2) Let's face it: it's annoying.
So i propose two possible solutions:
1) Extension Developers figure out a way to keep the number of extensions small and the extensions larger and more general. For example a Mixer Extension, a Control Surface Extension, an editing extension and they are kept OpenSource with one official binary distribution. This is good because:
a) The user more easily stays on top of the development and can also be relatively sure to get the "full" REAPER experience.
b) I'd guess that the number of Extension Developers grows. Being able to look into existing code (learning) and also not having to code an entire framework for every extension ("diving in") might motivate some people, that have some C++ knowledge, but are being scared off by the process of framing an extension, to join the project. Given enough time on my hands i'd consider myself one of those people.
c) You can easily point new users to the extensions, because they are so few.
d) if there are less extensions, the probability that two extensions do the same thing (redundant work) or get in each other's way (mutually exclusive work) is lower.
2) Creating an Extension Management System (EMS). This would consist of a) some sort of extension itself, which updates the existing extensions from b) a webservice providing the binaries, infos and possibly a website catalogue/maintenance frontend. I'd gladly take care of the webservice-end of the EMS. This is good because:
a) you don't have to stay on top of things, you are on top - always. you both have the newest version of what you want and you know what's out there to be wanted.

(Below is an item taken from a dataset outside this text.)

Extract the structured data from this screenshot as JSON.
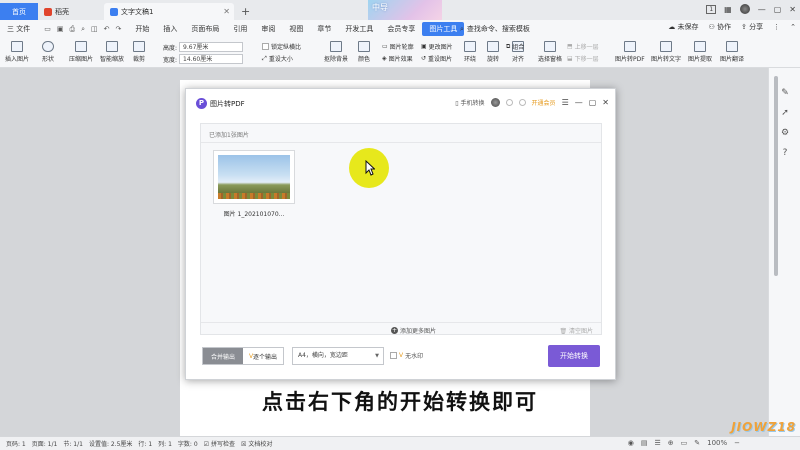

b) it's pretty cool and like firefox more and more applications are doing very well thriving on this principle.
c) it's a nice opportunity to include an auto-update for the REAPER core.
d) developers don't have to take care of the distribution and can concentrate on actually developing. an option could make the EMS-extension download versions marked as betas and even provide a feedback service.
e) if there is a central, well structured place for extensions it less frustrating for new users and more easily accepted.
This however is not a perfect solution for PCs that don't have direct internet access. One reason why this works for Firefox is because it's a freakin' web browser
. On the other hand it won't make the situation worse for those users. *click, bing* wait, i have at least one idea how to make it work for offline PCs, but more on that on demand. *bing* ok, another one
. ask if you need to know. AND offline users of course have some sort of overview, that's an improvement.
Of course these solutions don't exclude each other...
So what do you guys think? Any other ideas? Am I totally paranoid?